Simple integration in Matlab is off

Question

This is an incredibly mundane integration, but for some reason I can't spot the error. I am just performing a simple 3d integration in spherical coordinates which should return the value of 1.0:

Nr = N;
Nt = round(pi*N);
Np = round(2*pi*N);

rs = linspace(R0, Rf, Nr);
ts = linspace(0, pi, Nt);
ps = linspace(0, 2*pi, Np);

dr = rs(2)-rs(1);
dt = ts(2)-ts(1);
dp = ps(2)-ps(1);

%fprintf('Total number of nodes: %i\n', Nr*Nt*Np);

C = 1/((4/3)*pi);

fint = 0.0;
for ir = 2:Nr
  r = rs(ir);
  r2dr = r*r*dr;
  for it = 1:Nt-1
    t = ts(it);
    sintdt = sin(t)*dt;
    for ip = 1:Np-1
      p = ps(ip);
      fint = fint + C*r2dr*sintdt*dp;
    end 
  end 
end

This is the same thing as $$ \int_0^{2\pi} \int_0^\pi \int_0^1 C r^2 \sin(\theta) dr\, d\theta\, d\phi$$

where I take $$ C = \frac{1}{(4/3)\pi}$$ since that is the reciprocal of the volume of a sphere.

However, I find that my returned integral value has a consistent error which is approximately (1/N)/(1.0 - numeric_integral) ~= 0.66. So I'm making a mistake somewhere but I can't spot where or why.

Answer 1

You're using a first order accurate integration technique (the rectangle rule) and your error is proportional to $1/N\propto\Delta r,\Delta \phi,\Delta \theta$. This is exactly the type of convergence behavior you should expect.

If you use a more accurate integration scheme you will see faster convergence.
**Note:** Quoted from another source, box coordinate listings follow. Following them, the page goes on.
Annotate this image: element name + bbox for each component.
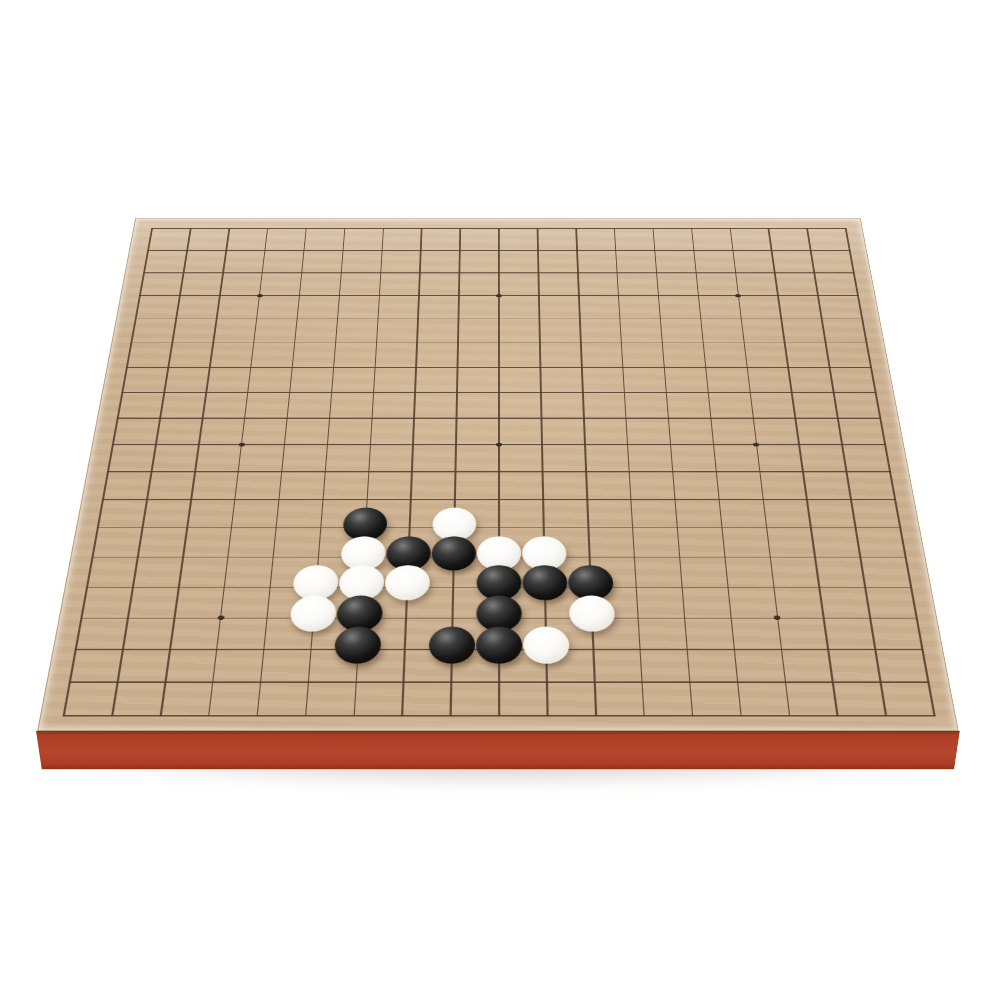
grid-line-vertical: [537, 228, 549, 716]
grid-line-horizontal: [80, 617, 917, 618]
grid-line-horizontal: [86, 587, 912, 588]
grid-line-vertical: [652, 228, 693, 716]
star-point: [238, 443, 244, 447]
white-stone: [338, 566, 385, 601]
black-stone: [522, 566, 567, 601]
star-point: [217, 616, 224, 620]
white-stone: [384, 566, 430, 601]
grid-line-vertical: [256, 228, 307, 716]
black-stone: [334, 627, 382, 664]
grid-line-horizontal: [107, 471, 891, 472]
star-point: [496, 616, 502, 620]
board-side-red: [36, 731, 960, 770]
black-stone: [568, 566, 614, 601]
black-stone: [386, 536, 432, 570]
black-stone: [477, 566, 522, 601]
grid-line-vertical: [353, 228, 384, 716]
grid-line-vertical: [63, 228, 153, 716]
white-stone: [477, 536, 521, 570]
star-point: [735, 294, 741, 297]
white-stone: [340, 536, 386, 570]
grid-line-horizontal: [97, 527, 901, 528]
grid-line-horizontal: [102, 499, 896, 500]
white-stone: [568, 596, 615, 632]
grid-line-vertical: [691, 228, 742, 716]
grid-line-vertical: [208, 228, 269, 716]
white-stone: [432, 507, 476, 540]
black-stone: [429, 627, 476, 664]
grid-line-horizontal: [63, 715, 936, 716]
white-stone: [290, 596, 338, 632]
grid-line-vertical: [575, 228, 597, 716]
star-point: [774, 616, 781, 620]
grid-line-vertical: [159, 228, 229, 716]
black-stone: [476, 627, 522, 664]
star-point: [753, 443, 759, 447]
grid-line-vertical: [450, 228, 461, 716]
product-photo-canvas: [0, 0, 1000, 1000]
grid-line-horizontal: [112, 444, 886, 445]
grid-line-horizontal: [69, 682, 930, 683]
star-point: [257, 294, 263, 297]
grid-line-vertical: [614, 228, 645, 716]
board-top-surface: [37, 218, 959, 731]
grid-line-vertical: [729, 228, 790, 716]
grid-line-horizontal: [92, 557, 907, 558]
black-stone: [343, 507, 389, 540]
white-stone: [523, 627, 570, 664]
black-stone: [336, 596, 384, 632]
grid-line-vertical: [401, 228, 422, 716]
grid-line-vertical: [111, 228, 191, 716]
black-stone: [476, 596, 522, 632]
white-stone: [292, 566, 340, 601]
black-stone: [431, 536, 476, 570]
grid-line-horizontal: [75, 649, 924, 650]
star-point: [496, 443, 502, 447]
grid-line-vertical: [768, 228, 839, 716]
grid-line-vertical: [845, 228, 936, 716]
go-board: [37, 218, 959, 731]
grid-line-vertical: [498, 228, 500, 716]
white-stone: [522, 536, 567, 570]
star-point: [496, 294, 502, 297]
grid-line-vertical: [806, 228, 887, 716]
grid-line-vertical: [305, 228, 346, 716]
You can easily implement the trapezoid rule for this integral and I would expect to see second order convergence: $\text{Error}\propto(1/N)^2$.

Edit to add more details:

The rectangle rule you're using is identical to the following (check your answers with this, they should match up to rounding errors):

%create a 3d grid of values
[PHI,THETA,R] = ndgrid(ps,ts,rs);

%function to be integrated
F = C*R.^2.*sin(THETA);
fint = sum(sum(sum(F(1:end-1,1:end-1,2:end))))*dr*dt*dp;

while the trapezoid rule can be implemented as

%create a 3d grid of values
[PHI,THETA,R] = ndgrid(ps,ts,rs);

%function to be integrated
F = C*R.^2.*sin(THETA);

% INTEGRATE:
% r direction
I = sum( F(:,:,1:end-1)+F(:,:,2:end), 3 );
% theta direction
I = sum( I(:,1:end-1)+I(:,2:end), 2 );
% phi direction
I = sum( I(1:end-1)+I(2:end) );
fint = I*dr*dp*dt/8;

Computing the errors for different $N$ and plotting on a log-log plot reveals their order of accuracy. As expected, the trapezoid rule is $\mathcal{O}(1/N^2)$ while the rectangle rule is $\mathcal{O}(1/N)$.